There is a nice generalization. For any positive odd integer $a$ , $\sum_{n = 1}^{a - 1} (-1)^n n^2 = \sum_{n = 1}^{a - 1} \left \lfloor \frac{a + 1}a (-1)^n n^2 \right \rfloor = \frac {a(a - 1)}2.$ To confirm the value of the first summation, notice that $-(2k - 1)^2 + (2k)^2 = 4k - 1,$ so we can reindex the first summation to obtain $\begin{aligned} \sum_{n = 1}^{a - 1} (-1)^n n^2 &= \sum_{k = 1}^{(a - 1)/2} (4k - 1) \\ &= 4 \sum_{n = 1}^{(a - 1)/2} k - \frac {a - 1}2 \\ &= 4 \cdot \frac 12 \cdot \frac {a - 1}2 \cdot \frac {a + 1}2 - \frac {a - 1}2 \\ &= \frac {a(a - 1)}2. \end{aligned}$ Next, for $1 \leq n \leq a - 1$ , write $(-1)^n n^2 = q_n a + r_n$ for integers $q_n$ and $r_n$ with $1 \leq r_n \leq a - 1$ . The fractional part of $\frac{a + 1}a (-1)^n n^2$ is $r_n/a$ , so $\sum_{n = 1}^{a - 1} \left \lfloor \frac {a + 1}a (-1)^n n^2 \right \rfloor = \frac {a + 1} a \sum_{n = 1}^{a - 1} (-1)^n n^2 - \frac 1a \sum_{n = 1}^{a - 1} r_n.$ We have shown that the first summation on the right is equal to $a(a - 1)/2$ . Notice that $\pm k^2 \mp (a - k)^2 \equiv 0 \pmod a$ and thus $r_k + r_{a - k} = a$ . This means $\sum_{n = 1}^{a - 1} r_n = \sum_{k = 1}^{(a - 1)/2} (r_k + r_{a - k}) = \sum_{k = 1}^{(a - 1)/2} a = \frac {a(a - 1)}2.$ Therefore, $\sum_{n = 1}^{a - 1} \left \lfloor \frac {a + 1}a (-1)^n n^2 \right \rfloor = \frac {a + 1}a \cdot \frac {a(a - 1)}2 - \frac 1a \cdot \frac {a(a - 1)}2 = \frac {a(a - 1)}2.$

When $a = 101$ , we obtain $\sum_{n = 1}^{100} \left \lfloor \frac {102}{101} (-1)^n n^2 \right \rfloor = \frac {101 \cdot 100}2 = \boxed{5050}.$

To me, This was a Computer Science question.

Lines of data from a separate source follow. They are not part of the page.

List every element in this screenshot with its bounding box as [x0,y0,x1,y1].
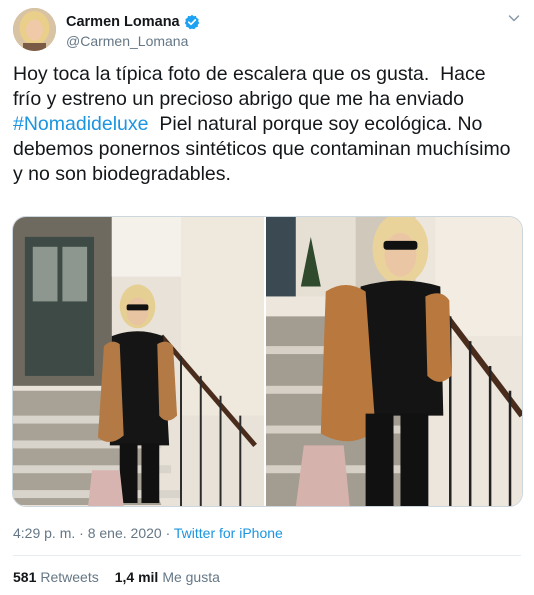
chevron-down-icon[interactable] [506,10,522,26]
media-gallery [12,216,523,507]
divider [13,555,521,556]
likes-label: Me gusta [162,569,220,585]
tweet-text: Hoy toca la típica foto de escalera que … [13,62,518,187]
likes-stat[interactable]: 1,4 mil Me gusta [115,569,220,585]
retweets-count: 581 [13,569,37,585]
user-handle[interactable]: @Carmen_Lomana [66,33,200,49]
photo-1[interactable] [13,217,267,506]
display-name[interactable]: Carmen Lomana [66,14,180,30]
verified-badge-icon [184,14,200,30]
tweet-header: Carmen Lomana @Carmen_Lomana [13,8,524,52]
tweet-meta: 4:29 p. m. · 8 ene. 2020 · Twitter for i… [13,525,283,541]
photo-2[interactable] [266,217,522,506]
meta-separator: · [161,525,174,541]
tweet-text-part: Hoy toca la típica foto de escalera que … [13,63,492,110]
meta-separator: · [75,525,88,541]
hashtag-link[interactable]: #Nomadideluxe [13,113,149,135]
tweet-date[interactable]: 8 ene. 2020 [88,525,162,541]
retweets-stat[interactable]: 581 Retweets [13,569,99,585]
tweet-source-link[interactable]: Twitter for iPhone [174,525,283,541]
avatar[interactable] [13,8,56,51]
tweet-time[interactable]: 4:29 p. m. [13,525,75,541]
retweets-label: Retweets [40,569,99,585]
tweet-stats: 581 Retweets 1,4 mil Me gusta [13,569,220,585]
likes-count: 1,4 mil [114,569,159,585]
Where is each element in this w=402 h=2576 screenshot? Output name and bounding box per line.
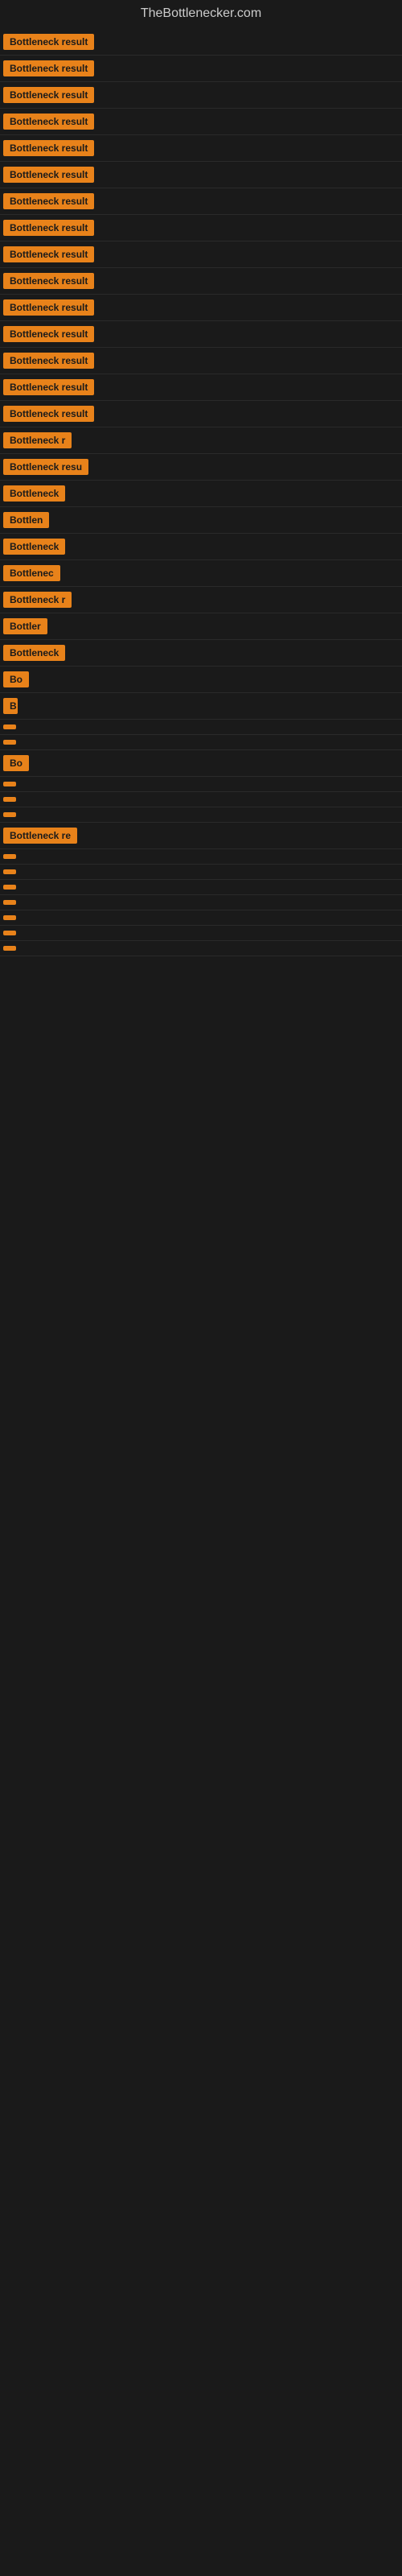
table-row[interactable]: Bottleneck (0, 481, 402, 507)
table-row[interactable] (0, 720, 402, 735)
table-row[interactable]: Bottleneck result (0, 295, 402, 321)
bottleneck-badge (3, 782, 16, 786)
table-row[interactable]: Bottlen (0, 507, 402, 534)
table-row[interactable]: Bottleneck result (0, 188, 402, 215)
bottleneck-badge (3, 869, 16, 874)
table-row[interactable] (0, 865, 402, 880)
bottleneck-badge: Bottleneck result (3, 34, 94, 50)
table-row[interactable] (0, 735, 402, 750)
table-row[interactable]: Bottleneck result (0, 82, 402, 109)
table-row[interactable]: Bottleneck r (0, 587, 402, 613)
bottleneck-badge (3, 915, 16, 920)
bottleneck-badge: Bottleneck re (3, 828, 77, 844)
table-row[interactable]: Bottleneck result (0, 268, 402, 295)
bottleneck-badge (3, 900, 16, 905)
table-row[interactable]: Bottleneck result (0, 374, 402, 401)
bottleneck-badge: Bottleneck result (3, 193, 94, 209)
table-row[interactable]: Bottleneck resu (0, 454, 402, 481)
bottleneck-badge: Bottleneck result (3, 406, 94, 422)
bottleneck-badge: Bottleneck result (3, 60, 94, 76)
bottleneck-badge: Bottleneck (3, 539, 65, 555)
bottleneck-badge (3, 931, 16, 935)
bottleneck-badge: Bottleneck result (3, 114, 94, 130)
table-row[interactable]: Bottleneck result (0, 162, 402, 188)
table-row[interactable] (0, 941, 402, 956)
table-row[interactable]: Bo (0, 667, 402, 693)
bottleneck-badge: Bottleneck result (3, 246, 94, 262)
table-row[interactable] (0, 910, 402, 926)
table-row[interactable]: Bottlenec (0, 560, 402, 587)
site-title: TheBottlenecker.com (0, 0, 402, 29)
table-row[interactable] (0, 895, 402, 910)
bottleneck-badge: Bottleneck resu (3, 459, 88, 475)
bottleneck-badge: Bottleneck (3, 485, 65, 502)
bottleneck-badge: Bottleneck result (3, 87, 94, 103)
table-row[interactable]: Bottleneck r (0, 427, 402, 454)
bottleneck-badge (3, 797, 16, 802)
table-row[interactable] (0, 807, 402, 823)
table-row[interactable] (0, 926, 402, 941)
table-row[interactable] (0, 792, 402, 807)
bottleneck-badge (3, 812, 16, 817)
table-row[interactable]: Bottleneck result (0, 401, 402, 427)
bottleneck-badge: Bottleneck result (3, 379, 94, 395)
page-container: TheBottlenecker.com Bottleneck resultBot… (0, 0, 402, 956)
bottleneck-badge (3, 724, 16, 729)
table-row[interactable]: B (0, 693, 402, 720)
table-row[interactable]: Bo (0, 750, 402, 777)
bottleneck-badge: B (3, 698, 18, 714)
rows-container: Bottleneck result Bottleneck result Bottle… (0, 29, 402, 956)
bottleneck-badge: Bottleneck result (3, 140, 94, 156)
bottleneck-badge: Bottleneck result (3, 299, 94, 316)
bottleneck-badge (3, 740, 16, 745)
table-row[interactable] (0, 849, 402, 865)
bottleneck-badge: Bottler (3, 618, 47, 634)
table-row[interactable] (0, 777, 402, 792)
table-row[interactable]: Bottleneck (0, 640, 402, 667)
bottleneck-badge: Bo (3, 671, 29, 687)
bottleneck-badge: Bottleneck result (3, 220, 94, 236)
bottleneck-badge: Bottleneck r (3, 432, 72, 448)
table-row[interactable]: Bottleneck re (0, 823, 402, 849)
table-row[interactable]: Bottleneck result (0, 109, 402, 135)
table-row[interactable]: Bottleneck result (0, 215, 402, 242)
table-row[interactable]: Bottleneck result (0, 321, 402, 348)
table-row[interactable]: Bottleneck result (0, 56, 402, 82)
bottleneck-badge: Bottleneck r (3, 592, 72, 608)
bottleneck-badge (3, 885, 16, 890)
bottleneck-badge: Bottleneck (3, 645, 65, 661)
table-row[interactable]: Bottleneck result (0, 348, 402, 374)
bottleneck-badge (3, 854, 16, 859)
table-row[interactable]: Bottleneck result (0, 135, 402, 162)
bottleneck-badge: Bo (3, 755, 29, 771)
bottleneck-badge: Bottleneck result (3, 353, 94, 369)
bottleneck-badge: Bottlenec (3, 565, 60, 581)
table-row[interactable]: Bottleneck (0, 534, 402, 560)
table-row[interactable] (0, 880, 402, 895)
bottleneck-badge: Bottleneck result (3, 273, 94, 289)
bottleneck-badge (3, 946, 16, 951)
table-row[interactable]: Bottleneck result (0, 29, 402, 56)
bottleneck-badge: Bottlen (3, 512, 49, 528)
bottleneck-badge: Bottleneck result (3, 167, 94, 183)
table-row[interactable]: Bottler (0, 613, 402, 640)
bottleneck-badge: Bottleneck result (3, 326, 94, 342)
table-row[interactable]: Bottleneck result (0, 242, 402, 268)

And i Wrote this code in c++

include<iostream>

using namespace std; int main() { int n,S,i=1,t1=1,t2,term;

cout<<"Enter how much to sum";

cin>>n;

for(i=1;i<=n;i++)
{

t1=t1*(-1);


t2=i*i;


term=102/101 * t2 * t1;

    S=term+S;
}

cout<<"The sum"<<S;

fflush(stdin);

getchar();

return 0;

}